Student choice

By David Starshaw–Mathematics Teacher–High School

Do we want adolescents to be independent learners? The obvious answer is yes. Even if you are not quite sure what it means to be an ‘independent learner’, you probably have a sense that independence is a good thing we want our students to embody. Perhaps you think adolescents should be interdependent learners? A student who doggedly insists they are independent and so refuses to ask for help when they are stuck is not going to be very successful. Clearly, we want students who are neither too dependent, nor too independent.

One way we foster this is through student choice. A common phrase you will hear in Montessori circles is “freedom within limits.” And, here too, a balance must be struck. Montessori says “to let the child do as he likes when he has not yet developed any powers of control is to betray the idea of freedom” (The Absorbent Mind). But equally, not enough freedom to make good choices denies the opportunity for adolescents to make mistakes of self-management and learn from them. As teachers, our role is to allow students to fail, but not so badly that they do not get back up and learn from it.

As I have increasingly become more interested in educational research, I have learnt that students, as a rule, do not make good choices on how to best develop their learning. Students that are novices in the topic and struggling, will tend to choose more open-ended tasks that are easier to hide that they don’t know. Students that are becoming intermediate in the topic and understanding the basic ideas, will tend to choose familiar, short, closed questions rather than extending themselves into more open-ended problems. One of the roles of the teacher is to limit the student’s freedom to choose ineffective uses of their time so that they can make good choices and be successful. But, as before, there must be a balance to allow enough freedom without allowing too much.

I was recently surprised to learn that learning styles are still being discussed. This used to be a common way in which students were allowed choice. The educational research has been clear for a long time now that learning styles are not a thing. Or, as was published in 2008, “there is no adequate evidence base to justify incorporating learning styles assessments into general educational practice. Thus, limited education resources would better be devoted to adopting other educational practices that have a strong evidence base.”   1 This is as close to a ‘burn’ as it gets in research.

Student choice is a good and necessary thing. But, like fire, too much is harmful and puts unnecessary roadblocks in the way of progression and future success.

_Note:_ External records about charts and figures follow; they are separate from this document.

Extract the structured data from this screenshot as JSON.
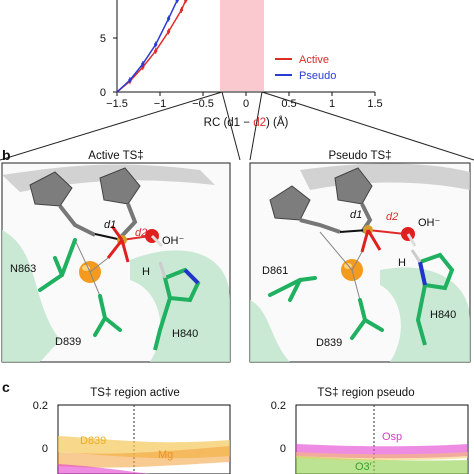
{
  "panel_a": {
    "y_tick_label": "5",
    "y_zero_label": "0",
    "x_tick_labels": [
      "−1.5",
      "−1",
      "−0.5",
      "0",
      "0.5",
      "1",
      "1.5"
    ],
    "xlabel_prefix": "RC (d1 − ",
    "xlabel_red": "d2",
    "xlabel_suffix": ") (Å)",
    "legend": [
      {
        "label": "Active",
        "color": "#e02a2a"
      },
      {
        "label": "Pseudo",
        "color": "#2a3ad6"
      }
    ],
    "shaded_region_color": "#f9c9cf"
  },
  "panel_b": {
    "letter": "b",
    "left": {
      "title": "Active TS‡",
      "labels": {
        "d1": "d1",
        "d2": "d2",
        "oh": "OH⁻",
        "n863": "N863",
        "h": "H",
        "d839": "D839",
        "h840": "H840"
      }
    },
    "right": {
      "title": "Pseudo TS‡",
      "labels": {
        "d1": "d1",
        "d2": "d2",
        "oh": "OH⁻",
        "d861": "D861",
        "h": "H",
        "d839": "D839",
        "h840": "H840"
      }
    }
  },
  "panel_c": {
    "letter": "c",
    "left": {
      "title": "TS‡ region active",
      "y_ticks": [
        "0.2",
        "0"
      ],
      "labels": {
        "d839": "D839",
        "mg": "Mg"
      }
    },
    "right": {
      "title": "TS‡ region pseudo",
      "y_ticks": [
        "0.2",
        "0"
      ],
      "labels": {
        "osp": "Osp",
        "o3": "O3′"
      }
    }
  },
  "chart_data": {
    "type": "line",
    "xlabel": "RC (d1 − d2) (Å)",
    "xlim": [
      -1.5,
      1.5
    ],
    "x_ticks": [
      -1.5,
      -1,
      -0.5,
      0,
      0.5,
      1,
      1.5
    ],
    "y_ticks_visible": [
      0,
      5
    ],
    "shaded_x_range": [
      -0.2,
      0.25
    ],
    "legend_position": "lower-right",
    "series": [
      {
        "name": "Active",
        "color": "#e02a2a",
        "x": [
          -1.5,
          -1.35,
          -1.2,
          -1.05,
          -0.9,
          -0.75,
          -0.7
        ],
        "y": [
          0,
          1.0,
          2.3,
          3.8,
          5.6,
          7.6,
          8.5
        ]
      },
      {
        "name": "Pseudo",
        "color": "#2a3ad6",
        "x": [
          -1.5,
          -1.35,
          -1.2,
          -1.05,
          -0.9,
          -0.8
        ],
        "y": [
          0,
          1.1,
          2.6,
          4.4,
          6.8,
          8.5
        ]
      }
    ]
  },
  "colors": {
    "active": "#e02a2a",
    "pseudo": "#2a3ad6",
    "carbon": "#1fb060",
    "oxygen": "#e01f1f",
    "nitrogen": "#2233cc",
    "mg": "#f39a1f",
    "phosphorus": "#d4a02a"
  }
}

“Why is my child sweeping the floor at preschool?”


By Anna McLean – Preschool Deputy Principal

The Practical Life activities are a key part of a preschool classroom.  Quite simply they are what they say they are.  They are real life activities that children are naturally drawn to wanting to do and ones that are hands-on and need to be repeated in order to gain proficiency.

Practical Life activities are the first area that a child will be given lessons in.   Right from the very first day they enter a classroom they need skills to be able to operate independently.   In order to have a drink of water they need to be able to pour water from a jug.  They need to know how to carry a chair, roll a mat, carry a tray to a table etc and the key thing is they want to be able to do these things!

“It is interesting to notice that where life is simple and natural and where the children participate in the adult’s life, they are calm and happy.” 

Maria Montessori, The 1946 London Lectures, pg 152

The Practical Life activities in a Montessori classroom use real, child-sized tools and equipment that give children the skills that allow them to be independent.  This independence from adult support allows them to gain that sense of satisfaction that they have done it themselves. Using the sweeping analogy, the broom is the right size!  They can be successful in sweeping the floor because the handle is the right length and the broom head isn’t too heavy or ungainly to move.  Even better, they can practice the actions of sweeping for as long as they want to.  It is not about sweeping the floor.  It is perfecting the movement of sweeping that they have seen others do and being able to do it without help.

One sees that these small children have a tendency to work in their play, imitating the actions of the adults.  They don’t consider what they do to be play – it is their work.” 

Maria Montessori, The 1946 London Lectures, pg 151

Alongside meeting the need to imitate what adults do, the Practical Life activities also assist self development through control of movement, development of hand-eye coordination and muscle coordination which prepares the child for other activities.  Practical life activities have an important place throughout the whole three year cycle of a child’s time in preschool.  There is a progression in the activities from simple to complex.  Some lessons such as cloth washing have many steps and need the development of concentration and perseverance in order to complete the cycle of activity.  Any activity that is refining the movements and strengthening the hand is providing indirect preparation for holding a pencil and writing.

Rest assured that any time your child comes home from school and talks about all the practical life activities they have been doing at school, they are actively building their intelligence through the use of their hands!